The Burying of Roza Levina (or, How History Can Shape Science)
The April 1984 issue of the Journal of Learning Disabilities includes a review paper about how kids learn to read. The author, Joanna Williams from Columbia University, outlined the history of an idea: that children who have trouble learning to read also have trouble with phonemes, or the sounds that make up words. Teaching children to read, she argued, should begin by teaching them how to sound out words.
The theory is fairly mainstream today. But in the 1980s and 90s educators were loudly debating which reading methods work best. (Remember all of those annoying “Hooked on Phonics worked for me!” commercials? You’re welcome.)
In her 1984 review, Williams argued that research had long focused on visual rather than auditory aspects of reading. She dates the earliest work on phonemes to 1963, when two Russian psychologists published papers “in very sparse detail.” No other research happened until the 1970s, and even then it wasn’t much, Williams wrote. “To a great extent this is still an experimental idea.”

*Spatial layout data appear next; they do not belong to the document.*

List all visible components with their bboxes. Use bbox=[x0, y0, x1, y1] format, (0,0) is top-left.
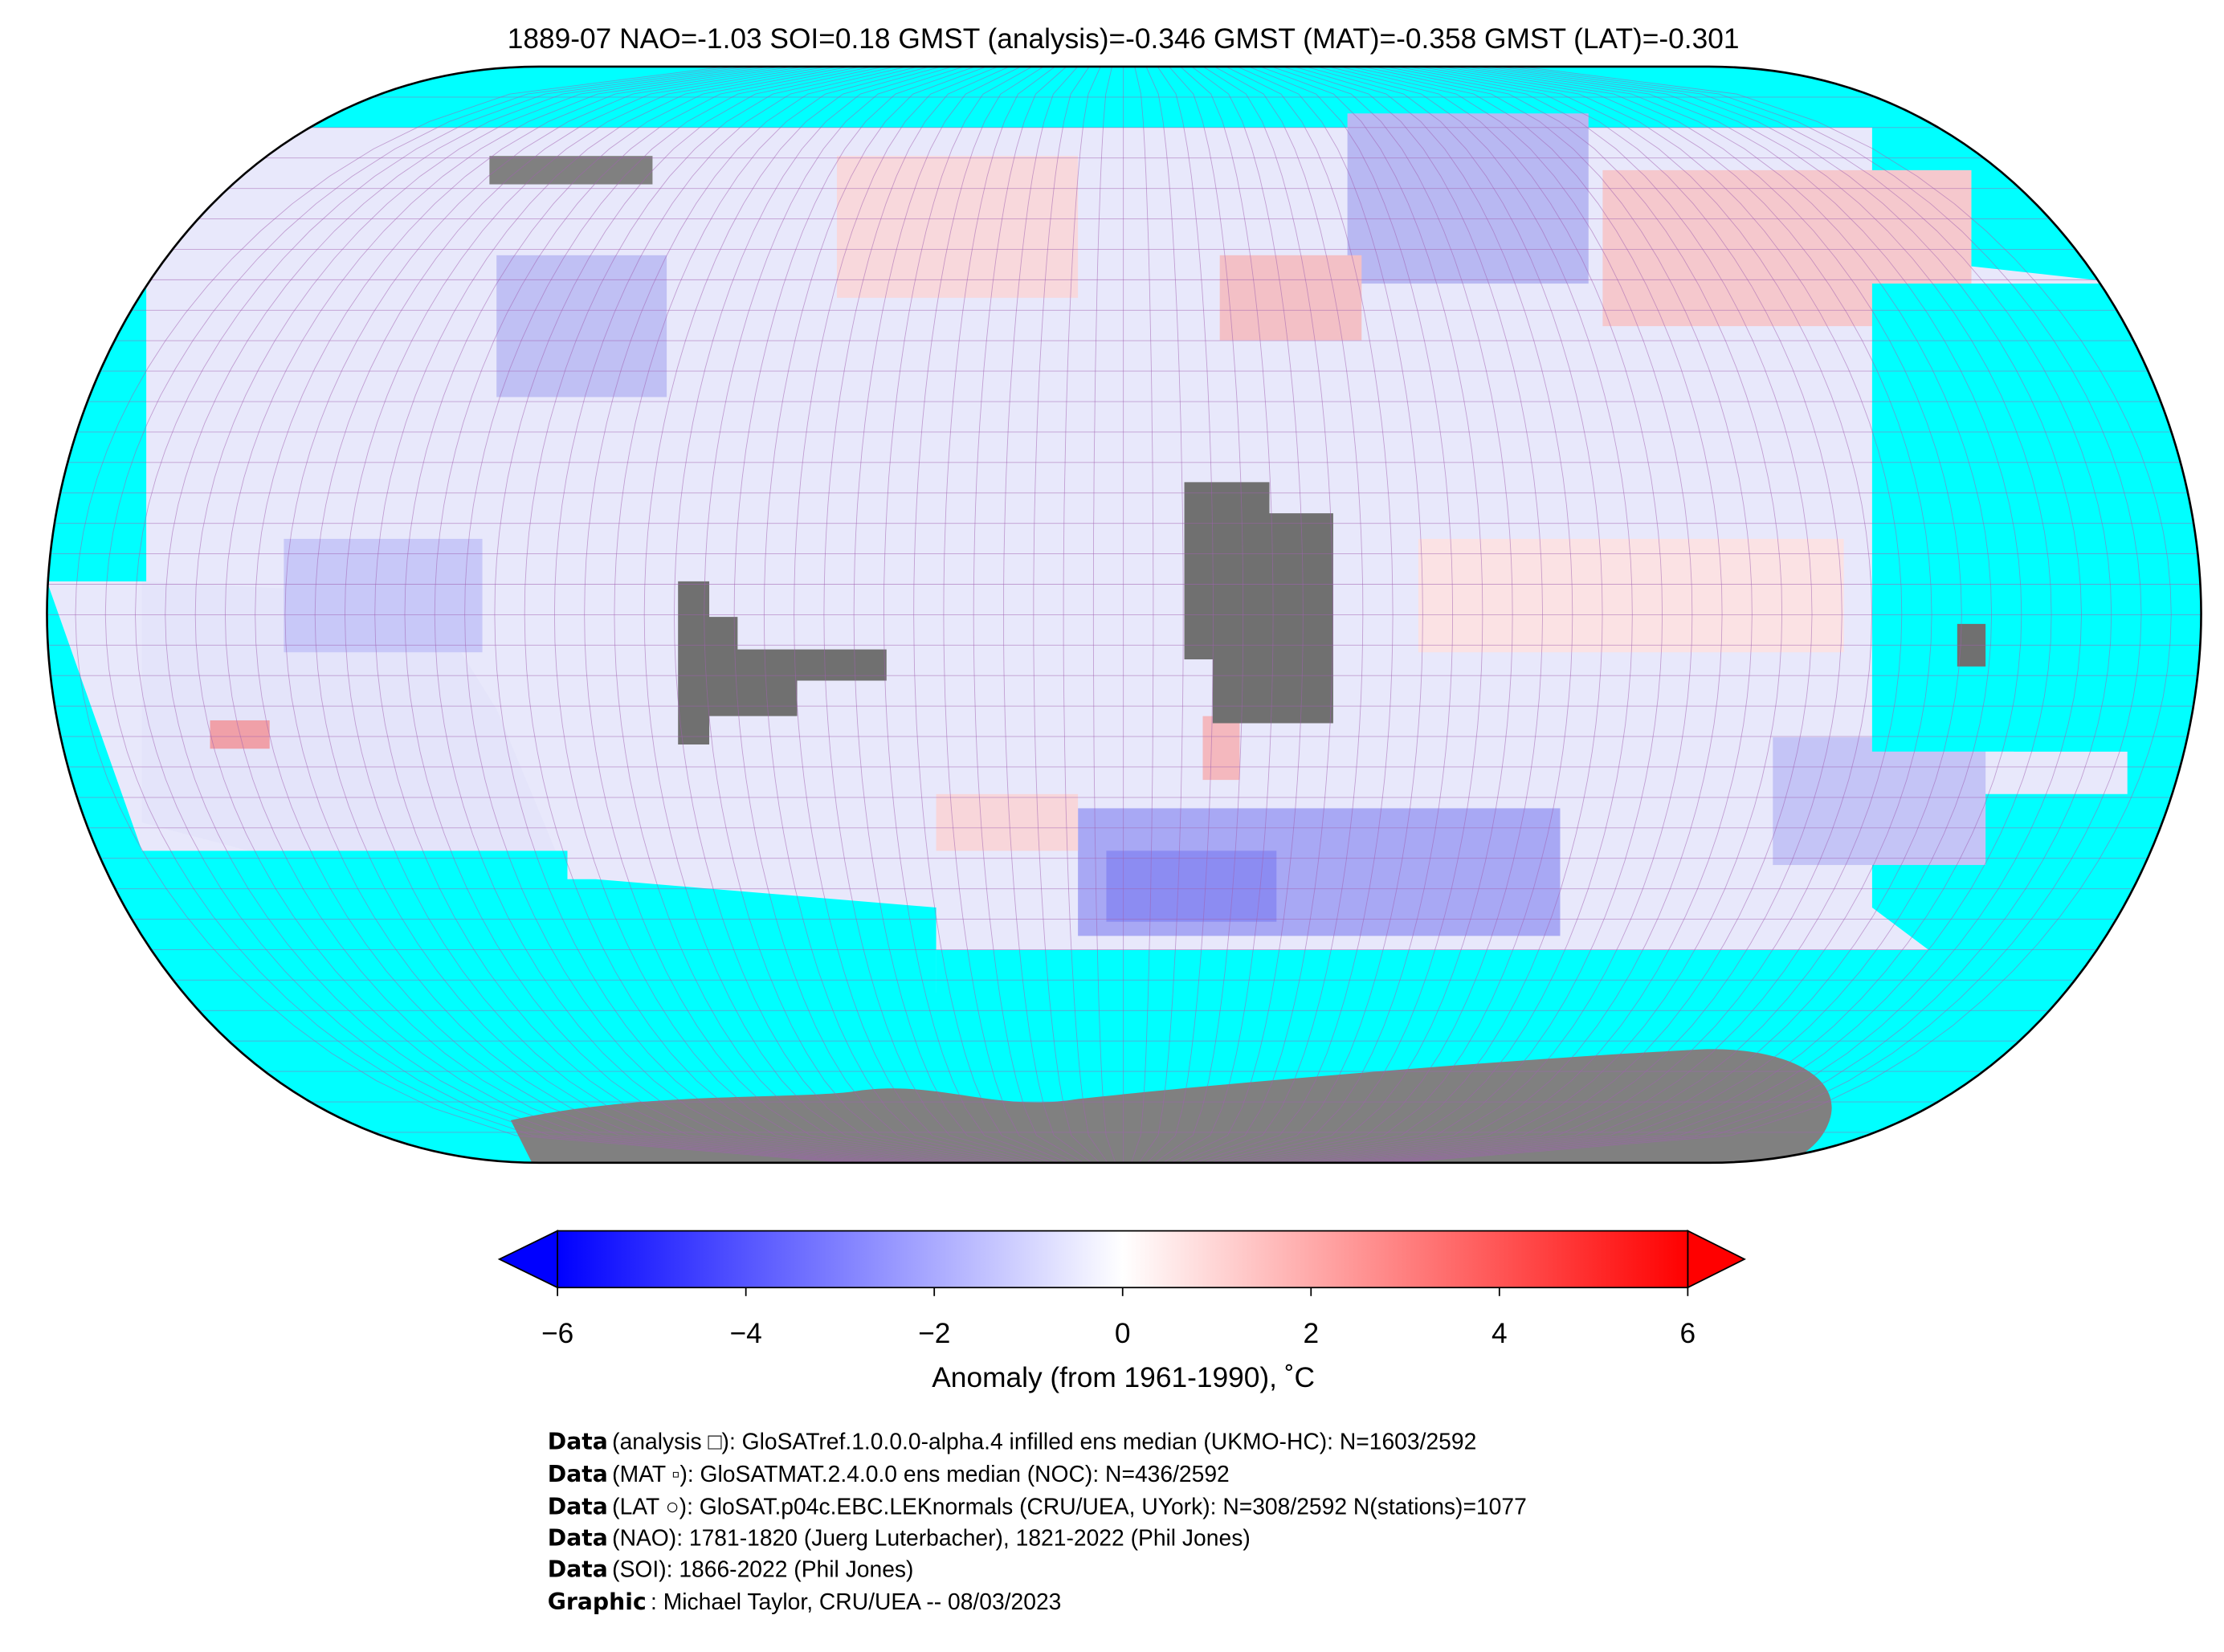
map bbox=[46, 65, 2202, 1165]
footer-text: (NAO): 1781-1820 (Juerg Luterbacher), 18… bbox=[612, 1525, 1251, 1551]
anomaly-field bbox=[47, 66, 2202, 1163]
colorbar-tick-label: 0 bbox=[1115, 1318, 1131, 1349]
footer-key: Data bbox=[548, 1494, 608, 1520]
footer-text: (MAT ▫): GloSATMAT.2.4.0.0 ens median (N… bbox=[612, 1461, 1230, 1487]
colorbar-tick-label: −2 bbox=[918, 1318, 950, 1349]
footer-key: Graphic bbox=[548, 1589, 647, 1615]
graticule bbox=[47, 66, 2202, 1163]
colorbar-extend-high bbox=[1687, 1230, 1746, 1289]
footer-key: Data bbox=[548, 1525, 608, 1552]
colorbar-tick-label: −6 bbox=[541, 1318, 573, 1349]
footer-line: Data (analysis □): GloSATref.1.0.0.0-alph… bbox=[548, 1429, 1477, 1455]
map-border bbox=[46, 65, 2202, 1165]
footer-key: Data bbox=[548, 1429, 608, 1455]
footer: Data (analysis □): GloSATref.1.0.0.0-alph… bbox=[548, 1429, 1527, 1616]
footer-text: (SOI): 1866-2022 (Phil Jones) bbox=[612, 1556, 913, 1581]
colorbar-tick-label: 6 bbox=[1680, 1318, 1696, 1349]
colorbar-extend-low bbox=[497, 1230, 559, 1289]
footer-line: Data (SOI): 1866-2022 (Phil Jones) bbox=[548, 1556, 914, 1582]
map-title: 1889-07 NAO=-1.03 SOI=0.18 GMST (analysi… bbox=[508, 23, 1740, 55]
footer-text: (analysis □): GloSATref.1.0.0.0-alpha.4 … bbox=[612, 1429, 1476, 1454]
colorbar-label: Anomaly (from 1961-1990), ˚C bbox=[932, 1362, 1315, 1393]
footer-line: Data (LAT ○): GloSAT.p04c.EBC.LEKnormals … bbox=[548, 1494, 1527, 1520]
footer-text: : Michael Taylor, CRU/UEA -- 08/03/2023 bbox=[651, 1589, 1061, 1614]
footer-key: Data bbox=[548, 1556, 608, 1582]
colorbar-tick-label: 4 bbox=[1492, 1318, 1508, 1349]
colorbar-tick-label: −4 bbox=[730, 1318, 762, 1349]
colorbar-tick-label: 2 bbox=[1303, 1318, 1319, 1349]
footer-text: (LAT ○): GloSAT.p04c.EBC.LEKnormals (CRU… bbox=[612, 1494, 1527, 1519]
footer-line: Graphic: Michael Taylor, CRU/UEA -- 08/0… bbox=[548, 1589, 1062, 1615]
footer-line: Data (MAT ▫): GloSATMAT.2.4.0.0 ens media… bbox=[548, 1461, 1230, 1487]
colorbar-body bbox=[557, 1230, 1689, 1289]
footer-key: Data bbox=[548, 1461, 608, 1487]
footer-line: Data (NAO): 1781-1820 (Juerg Luterbacher)… bbox=[548, 1525, 1251, 1552]
colorbar: −6 −4 −2 0 2 4 6 Anomaly (from 1961-1990), ˚C bbox=[497, 1230, 1746, 1393]
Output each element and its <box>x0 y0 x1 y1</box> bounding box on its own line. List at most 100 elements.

That was true — in the West. But in Russia, phonemes were old news, as I learned in a fascinating review published last month, also in the Journal of Learning Disabilities. Beginning in the 1930s, phonemic instruction became popular all across Russia, thanks in large part to the work of a woman who was never mentioned in Williams’s paper, nor in dozens of similar reviews that have appeared since. Her name was Roza Levina.
Levina spent most of her career at the Experimental Institute of Defectology, in Moscow, a place for research on how to educate children with developmental delays. She started there in 1931, two years after it opened, and would become one of its superstars. Since then, the Institute “has been the flagship of the theory and practice of educating children with special needs in the Soviet Union and Russia,” writes Galina Chirkina and Elena Grigorenko in the new review.
Levina’s research and philosophy were based on the phoneme; for example, she recognized that dyslexia is often rooted* in problems with spoken language. As the Institute gained prominence, so did Levina’s phoneme theories, influencing not only school curricula but policies of health plans and hospitals across the country.
So why was this big idea and its widespread application unknown to Western researchers some 50 years later? One easy answer is the Cold War, which obviously made it difficult for American and Russian intellectuals to swap ideas freely. But there’s a more specific explanation that has to do with scientific citations.
Remember those two Russian psychologists Williams cited in her 1984 review? One was Daniil El’konin, whose paper appeared as a chapter in a 1963 book, Educational Psychology in the U.S.S.R., compiled by two English historians, Brian Simon and his wife Joan. The Simons chose which articles to include with the help of some personal connections in Russia. For whatever reason, their book doesn’t include any chapters related to special education, despite the fact that it was a “huge chunk of Soviet educational psychology,” notes Chirkina and Grigorenko. So Levina was left out. This is especially strange because Levina and El’konin shared the same scientific pedigree: They knew each other, and in fact were both part of a small group of young scientists mentored by Lev Vygotsky.
I’ve been wondering what might have happened had Western researchers been exposed to Levina’s ideas. Would phonics have been ushered in more readily? Would the reading wars never have happened?
There’s of course no finger to point here. The Simons and Williams cited studies as they saw fit; this is the nature of history, right? I certainly run into the same problem when writing science stories. I always try to find out where an idea originated, only to eventually realize that it’s not a single idea, and that pieces of it appeared in several places at different times.
This is what Chirkina and Grigorenko call “the amazing connectedness of good ideas.” Looking back on the past “is like stargazing,” they write. “One can see them all simultaneously, no matter how distant in space and time they all might have been.”
—
*Update, 11:07am: changed text so as not to imply that all types of dyslexia stem from speech problems.